Howard-Vyse attended the British Army's Staff College, Camberley, from January 1911. After Staff College he became a brigade major for the 5th Cavalry Brigade, still ranked as a captain, in May 1914. By July 1915 he was a General Staff officer 2nd Grade, still with the 5th Cavalry Brigade.

In 1917, following a request from General Sir Edmund Allenby, Howard-Vyse was sent to the Middle East as the Chief Staff Officer for the Desert Mounted Corps, with the brevet rank of lieutenant colonel and the temporary rank of brigadier general. For his service he was made a Companion of the Order of St Michael and St George in April 1918. Then in July 1918 he assumed the command of the 10th Cavalry Brigade.

===Post war===
Howard-Vyse became the next commandant of the Zeitoun School of Instruction, in Cairo. It was followed by command of his regiment, the Royal Horse Guards, from 1922 to 1926. It was at Cairo that he married Phyllis Hermione, daughter of Francis Saxham Elwas Drury, on 15 October 1925. He returned to the War Office in 1927 as a grade 1 General Staff officer; and thence was sent to Egypt in 1928 as the commander of the Cairo Cavalry Brigade.

His next appointment was as commandant of the Equitation School and inspector of cavalry, a post he held from 11 August 1930 until 11 August 1934 when he relinquished the assignment. While serving in this role, he was promoted to major general on 10 November 1933. Upon ceasing to be employed, he was placed on half-pay.
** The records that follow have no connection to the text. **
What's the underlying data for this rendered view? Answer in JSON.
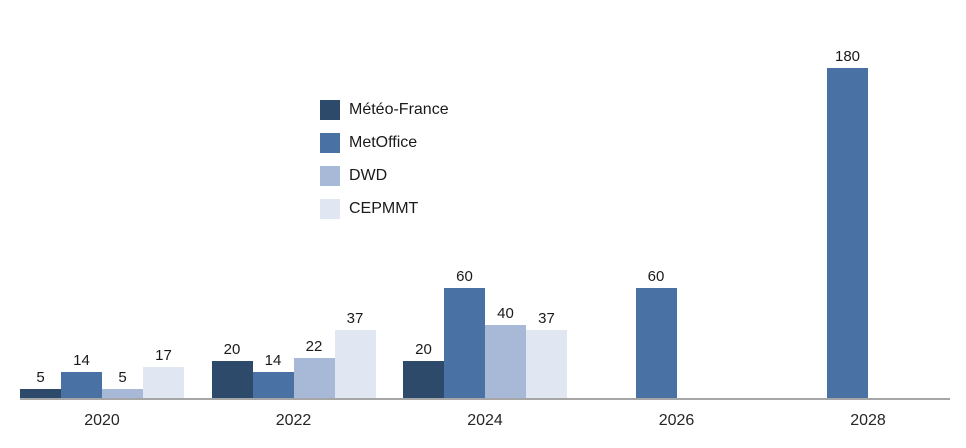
{
  "chart_data": {
    "type": "bar",
    "title": "",
    "xlabel": "",
    "ylabel": "",
    "categories": [
      "2020",
      "2022",
      "2024",
      "2026",
      "2028"
    ],
    "series": [
      {
        "name": "Météo-France",
        "color": "#2e4a6b",
        "values": [
          5,
          20,
          20,
          null,
          null
        ]
      },
      {
        "name": "MetOffice",
        "color": "#4a71a3",
        "values": [
          14,
          14,
          60,
          60,
          180
        ]
      },
      {
        "name": "DWD",
        "color": "#a7b9d6",
        "values": [
          5,
          22,
          40,
          null,
          null
        ]
      },
      {
        "name": "CEPMMT",
        "color": "#e1e7f2",
        "values": [
          17,
          37,
          37,
          null,
          null
        ]
      }
    ],
    "ylim": [
      0,
      180
    ],
    "grid": false,
    "axis_line_color": "#a6a6a6",
    "legend_position": "upper-left-center",
    "data_labels": true
  }
}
He was then made the chief of staff to Prince Henry, Duke of Gloucester for his tour of Australia, being awarded a knighthood.

===Later career===
Howard-Vyse retired from the army in 1935, and in November 1937 was admitted to the King's Bench Division of the High Court of Justice and became the High Sheriff of Buckinghamshire. He became the Honorary Colonel of the 99th (Buckinghamshire and Berkshire Yeomanry) Field Regiment, Royal Artillery from 1938. He was recalled to military service, with a special appointment, in August 1939, becoming the head of British Military Mission to the French High Command and returning to the reserve list when he relinquished his special appointment in July 1940. On 14 June 1940, Howard-Vyse was told by General Sir Alan Brooke to fly home to London to explain to John Dill (CIGS) that the proposed Brittany Defence Scheme (Redoubt) was quite impossible, and all British troops should be evacuated from France as quickly as possible. Later that day at Le Mans (the Lines of Communications Headquarters) Brooke had a difficult phone call from Dill and then Churchill before Churchill agreed.

In June 1950 Howard-Vyse was removed from the reserve list by reason of age, and became the honorary colonel of the Royal Horse Guards in July 1951. As such, for the Coronation of Queen Elizabeth II he was the Gold Stick in Waiting. Sir Richard Granville Hylton Howard-Vyse died on 5 December 1962.